2. Use of early intensive therapy was also demonstrated to have a longer time to sustained accumulation of disability.
Evidence Rating Level: 2 (Good)
Study Rundown: In the modern-era treatment of Multiple Sclerosis (MS) consists mainly of anti-inflammatory disease modifying therapies (DMTs). Currently the most efficacious DMTs are reserved for patients with high-risk features at diagnosis due to concerns of more associated adverse effects. The upfront use of the most efficacious DMTs (Early Intensive Therapy, EIT) has been suggested to manage the disease in its early, inflammatory phase to prevent long-term disability. The current study used data from a prospective MS cohort in order to evaluate whether a EIT strategy was more effective at slowing progression of disease-related disability than the traditional escalation therapy beginning with moderately efficacious DMTs. The study found that EIT was linked with less disability at 5 years and a longer time to sustained accumulated disability.
The main strength of the study includes its modern cohort, with prospectively collected data during a time period with modern therapy. The major limitations of the study include the moderate sample size and missing data.

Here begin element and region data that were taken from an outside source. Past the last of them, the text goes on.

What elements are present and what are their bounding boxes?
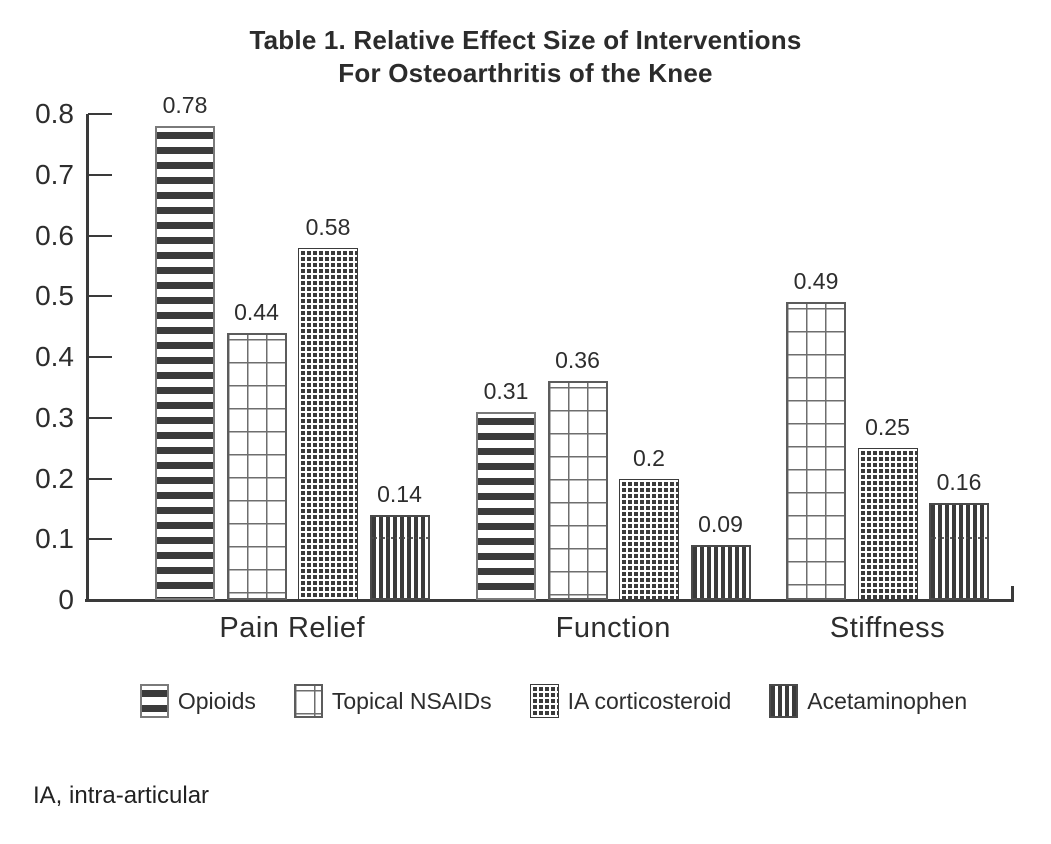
y-axis-tick-label: 0.3 [35, 401, 74, 433]
legend-label-ia-corticosteroid: IA corticosteroid [567, 687, 732, 714]
y-axis-tick-label: 0.4 [35, 341, 74, 372]
legend-swatch-acetaminophen-icon [769, 684, 799, 718]
y-axis-tick [88, 234, 112, 237]
bar-value-label: 0.25 [865, 414, 910, 441]
bar-acetaminophen-pain-relief [369, 514, 430, 600]
legend-item-ia-corticosteroid: IA corticosteroid [529, 684, 732, 718]
x-category-label-stiffness: Stiffness [829, 612, 946, 644]
bar-ia-corticosteroid-pain-relief [298, 247, 358, 600]
legend-swatch-opioids-icon [139, 684, 169, 718]
bar-acetaminophen-stiffness [929, 502, 989, 600]
y-axis-tick [88, 173, 112, 176]
footnote: IA, intra-articular [33, 782, 210, 809]
x-axis-line [85, 598, 1014, 602]
legend-item-topical-nsaids: Topical NSAIDs [293, 684, 492, 718]
y-axis-tick [88, 113, 112, 115]
y-axis-tick [88, 477, 112, 480]
y-axis-tick [88, 356, 112, 358]
x-category-label-pain-relief: Pain Relief [219, 612, 366, 644]
dotted-gridline [931, 537, 987, 540]
legend-item-acetaminophen: Acetaminophen [769, 684, 967, 718]
dotted-gridline [371, 537, 428, 540]
chart-title-line-1: Table 1. Relative Effect Size of Interve… [249, 25, 802, 55]
legend-item-opioids: Opioids [139, 684, 256, 718]
legend-label-acetaminophen: Acetaminophen [807, 687, 968, 714]
bar-opioids-function [476, 411, 536, 600]
bar-value-label: 0.44 [234, 298, 279, 325]
legend-label-topical-nsaids: Topical NSAIDs [331, 687, 492, 714]
y-axis-tick-label: 0 [58, 584, 74, 615]
y-axis-line [86, 114, 89, 600]
x-axis-end-tick [1011, 586, 1014, 600]
bar-topical-nsaids-stiffness [786, 302, 846, 600]
legend: Opioids Topical NSAIDs IA corticosteroid Ac… [28, 684, 1051, 718]
y-axis-tick-label: 0.5 [35, 280, 74, 312]
bar-value-label: 0.78 [162, 92, 208, 119]
bar-ia-corticosteroid-stiffness [857, 448, 918, 600]
chart-title: Table 1. Relative Effect Size of Interve… [0, 24, 1051, 90]
x-category-label-function: Function [555, 612, 671, 644]
bar-value-label: 0.14 [377, 480, 422, 507]
bar-acetaminophen-function [690, 545, 751, 600]
bar-ia-corticosteroid-function [619, 478, 679, 600]
bar-value-label: 0.2 [633, 444, 665, 471]
legend-swatch-ia-corticosteroid-icon [529, 684, 559, 718]
y-axis-tick-label: 0.1 [35, 523, 74, 555]
chart-title-line-2: For Osteoarthritis of the Knee [338, 58, 713, 88]
bar-value-label: 0.31 [483, 377, 529, 404]
y-axis-tick [88, 295, 112, 298]
y-axis-tick-label: 0.8 [35, 98, 74, 129]
y-axis-tick-label: 0.2 [35, 462, 74, 494]
y-axis-tick [88, 416, 112, 419]
bar-value-label: 0.09 [698, 511, 743, 538]
legend-swatch-topical-nsaids-icon [293, 684, 323, 718]
y-axis-tick-label: 0.6 [35, 219, 74, 251]
y-axis-tick [88, 538, 112, 541]
bar-value-label: 0.16 [936, 468, 982, 495]
bar-value-label: 0.58 [305, 213, 351, 240]
bar-opioids-pain-relief [155, 126, 215, 600]
plot-area: 0 0.1 0.2 0.3 0.4 0.5 0.6 0.7 0.8 0.78 0.44 0.58 0.1… [35, 92, 1014, 644]
legend-label-opioids: Opioids [177, 687, 256, 714]
y-axis-tick-label: 0.7 [35, 158, 74, 190]
bar-topical-nsaids-function [547, 381, 608, 600]
bar-value-label: 0.36 [555, 347, 600, 374]
bar-topical-nsaids-pain-relief [226, 332, 287, 600]
bar-value-label: 0.49 [793, 268, 839, 295]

In-Depth [prospective cohort]: This study used data from a population-based cohort of patients with MS living in southeast Wales, United Kingdom. Data was collected in a prospective fashion from 1998 to 2017. Patients in the cohort who were prescribed a DMT for MS were included in the study, while those participating in a clinical trial, treated at private clinics, or had insufficient data acquisition were excluded from the study. Highly efficacious DMTs included alemtuzumab and natalizumab, while moderately efficacious DMTs included interferons, glatiramer acetate, dimethyl fumarate, fingolimod, and teriflunomide. The primary outcome was change in 5-year in Expanded Disability Status Scale (EDSS) score and the secondary outcome was time to Sustained Accumulation of Disability (SAD) based off of sustained increased EDSS scores.
The study included 592 patients, of whom 104 received early intensive therapy. The EIT group had smaller change in EDSS at 5-years (0.3 [1.5] vs 1.2 [1.5], P=0.002), and longer median time to SAD: 6.0 (3.17-9.16) years for EIT and 3.14 (2.77-4.00) years for escalation therapy (P = 0.05).